Dicle Üniversitesi Öğrencisi Nur Sena Düzgün’ün Ölümü: Olayın Perde Arkası
Haberin Başlıkları
26 Mayıs tarihinde Dicle Üniversitesi Onkoloji Hastanesi bahçesinde gerçekleşen trajik bir olay, araştırma görevlisi Ahmet P. ile ilgili iddiaları gündeme taşıdı. Genç öğrenci Nur Sena Düzgün’ün kaybolması üzerine başlatılan arama çalışmaları, bir gün sonra trajik bir şekilde sona erdi; Düzgün’ün cansız bedeni hastanenin bahçesindeki bir ağaca asılı şekilde bulundu. Otopsi işlemlerinin tamamlanmasının ardından cenazesi defnedildi.
Olayın Gelişimi ve Kayıp İhbarı
Düzgün’ün ailesi, hala eve dönmediğinden endişelenerek kayıp başvurusu yaptı. Olay sonrasında, polis ekipleri tarafından başlatılan arama çalışmaları, üzücü bir sonuca ulaştı. Genç kızın ölü bulunması, hem ailesini hem de arkadaşlarını derinden etkiledi.
İntihar Mektubu ve Tespitler
Olay yerinde yapılan incelemelerde, Nur Sena’nın kişisel eşyalarının yanı sıra bir not da bulundu.

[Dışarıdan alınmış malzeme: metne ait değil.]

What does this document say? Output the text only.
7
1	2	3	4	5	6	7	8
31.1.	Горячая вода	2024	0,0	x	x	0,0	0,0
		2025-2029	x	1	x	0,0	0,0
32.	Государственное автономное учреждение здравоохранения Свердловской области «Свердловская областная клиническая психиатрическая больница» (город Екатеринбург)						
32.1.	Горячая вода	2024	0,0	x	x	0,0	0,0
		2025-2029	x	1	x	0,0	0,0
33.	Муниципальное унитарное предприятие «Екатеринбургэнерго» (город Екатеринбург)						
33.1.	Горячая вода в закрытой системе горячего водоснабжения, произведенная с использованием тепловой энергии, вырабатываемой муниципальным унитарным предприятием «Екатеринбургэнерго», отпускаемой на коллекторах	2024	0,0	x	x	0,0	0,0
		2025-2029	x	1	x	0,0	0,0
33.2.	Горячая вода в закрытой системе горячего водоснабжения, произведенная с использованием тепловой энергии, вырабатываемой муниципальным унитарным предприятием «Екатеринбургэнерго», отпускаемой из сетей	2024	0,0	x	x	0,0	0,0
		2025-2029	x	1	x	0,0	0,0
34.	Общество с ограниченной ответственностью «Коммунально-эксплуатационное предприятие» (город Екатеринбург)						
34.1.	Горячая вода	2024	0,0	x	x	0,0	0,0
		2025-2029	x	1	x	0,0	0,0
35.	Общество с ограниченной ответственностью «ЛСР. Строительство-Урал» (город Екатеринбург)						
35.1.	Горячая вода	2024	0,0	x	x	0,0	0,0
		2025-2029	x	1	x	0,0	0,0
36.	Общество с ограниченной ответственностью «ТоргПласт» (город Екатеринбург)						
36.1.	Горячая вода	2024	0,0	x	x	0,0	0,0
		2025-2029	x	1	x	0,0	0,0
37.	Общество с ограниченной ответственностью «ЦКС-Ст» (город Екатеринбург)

Notta, Düzgün’ün Ahmet P. isimli araştırma görevlisini işaret ettiğine dair ifadeler yer aldı. Mektubunda, yemeğini uzun süre yiyemediğini ve acıktığını belirten Düzgün, "Ölmeden bir şeyler yemeyi isterdim" ifadesini kullandı. Aynı zamanda, borçlarının ne şekilde ödenmesi gerektiğini de açıkladı.
Ahmet P. Hakkındaki İddialar
İletilmiş olan notun içeriği, Ahmet P. hakkında bazı iddiaları gündeme getirdi. İfadesine başvurulmak üzere emniyete götürülen Ahmet P., içinde bulunduğu duruma dair detayları paylaştıktan sonra serbest bırakıldı. Bununla birlikte, Dicle Üniversitesi tarafından kendisi hakkında idari bir soruşturma başlatıldı ve görevi süresiz olarak askıya alındı.
Soruşturma Süreci Başlatıldı
Üniversite yönetimi, Düzgün’ün vefatıyla ilgili olarak geniş çaplı bir araştırma sürecine girişti. Rektörlükten yapılan açıklamada, Ahmet P. ile ilgili iddiaların üniversite etik değerleriyle çeliştiği vurgulandı. Bu nedenle, gerekli soruşturmanın başlatıldığı ve ilgili öğretim elemanının görevden uzaklaştırıldığı belirtildi.
Sonuç ve Toplumsal Etki
Bu trajik olay, üniversite camiası ve toplumda büyük bir yankı uyandırdı. Nur Sena Düzgün’ün yaşamını yitirmesi, genç bireylerin ruh sağlığı üzerine bir kez daha dikkat çekti. Olayın sonuçları, hem eğitim kurumları hem de bireyler için önemli dersler çıkarılması gerektiğini gösteriyor.
Düzgün’ün hayatı ve ölümü, toplumsal bir sorun olan mental sağlık meselelerinin yeniden ele alınmasına neden oldu.